Ainda sentindo os reflexos da pandemia, Marlon conta sobre o dia em que a Sogal quase parou de vez. O dia do ‘quase’ aconteceu ainda em 2021. Com as parcelas do financiamento dos ônibus adquiridos em 2019 atrasadas, o banco conseguiu uma ordem judicial para recolher 50 veículos da garagem da empresa – hoje, a frota é de 110 ônibus, só para se ter uma ideia do tamanho da ‘bronca’. 

O impasse só foi solucionado com uma ajuda de fora.

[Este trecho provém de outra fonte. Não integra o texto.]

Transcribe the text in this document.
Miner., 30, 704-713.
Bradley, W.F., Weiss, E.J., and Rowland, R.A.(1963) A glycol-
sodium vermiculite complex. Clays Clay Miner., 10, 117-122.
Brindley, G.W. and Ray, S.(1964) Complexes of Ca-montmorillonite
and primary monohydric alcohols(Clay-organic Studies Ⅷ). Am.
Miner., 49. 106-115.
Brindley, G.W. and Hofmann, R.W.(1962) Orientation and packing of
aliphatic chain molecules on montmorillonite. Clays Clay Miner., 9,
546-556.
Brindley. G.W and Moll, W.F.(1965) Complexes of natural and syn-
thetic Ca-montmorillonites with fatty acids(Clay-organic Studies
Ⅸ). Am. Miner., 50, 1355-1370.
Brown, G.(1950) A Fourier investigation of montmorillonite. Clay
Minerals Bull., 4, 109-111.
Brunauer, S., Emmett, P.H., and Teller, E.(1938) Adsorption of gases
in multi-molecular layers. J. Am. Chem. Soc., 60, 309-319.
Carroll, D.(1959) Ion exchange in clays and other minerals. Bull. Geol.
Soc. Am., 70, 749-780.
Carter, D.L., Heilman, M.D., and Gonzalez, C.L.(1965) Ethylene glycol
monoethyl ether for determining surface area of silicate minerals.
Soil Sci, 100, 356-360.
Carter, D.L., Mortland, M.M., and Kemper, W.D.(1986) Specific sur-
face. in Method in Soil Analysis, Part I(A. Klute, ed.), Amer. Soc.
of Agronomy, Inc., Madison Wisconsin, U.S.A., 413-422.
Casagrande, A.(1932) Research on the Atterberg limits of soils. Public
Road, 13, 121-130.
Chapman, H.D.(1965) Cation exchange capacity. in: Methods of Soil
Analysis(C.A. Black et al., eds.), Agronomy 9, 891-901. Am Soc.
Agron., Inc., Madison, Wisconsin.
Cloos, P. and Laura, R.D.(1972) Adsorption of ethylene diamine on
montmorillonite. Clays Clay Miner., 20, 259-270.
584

“Devido à gravidade do problema, informei ao prefeito Jairo Jorge o que estava acontecendo, que entendeu e se propôs a ajudar. Conseguimos uma mediação com o juizado da ação para evitarmos o recolhimento dos veículos e achar uma saída para o problema. Foi aí que o prefeito ampliou as medidas como a compra de passagens para programas de incentivo à população mais carente da cidade, o que ajudou a superar o que teria sido a falência antecipada da empresa”.

Sem virada de mesa

Marlon contou ao blog que não é contra a licitação do transporte público, anunciada pelo governo, e cujo edital deve ser conhecido em até duas semanas. Ele, no entanto, promete buscar o que acredita que é direito da empresa: os 10 anos do ‘prorrogáveis por igual período’ que consta da concessão original.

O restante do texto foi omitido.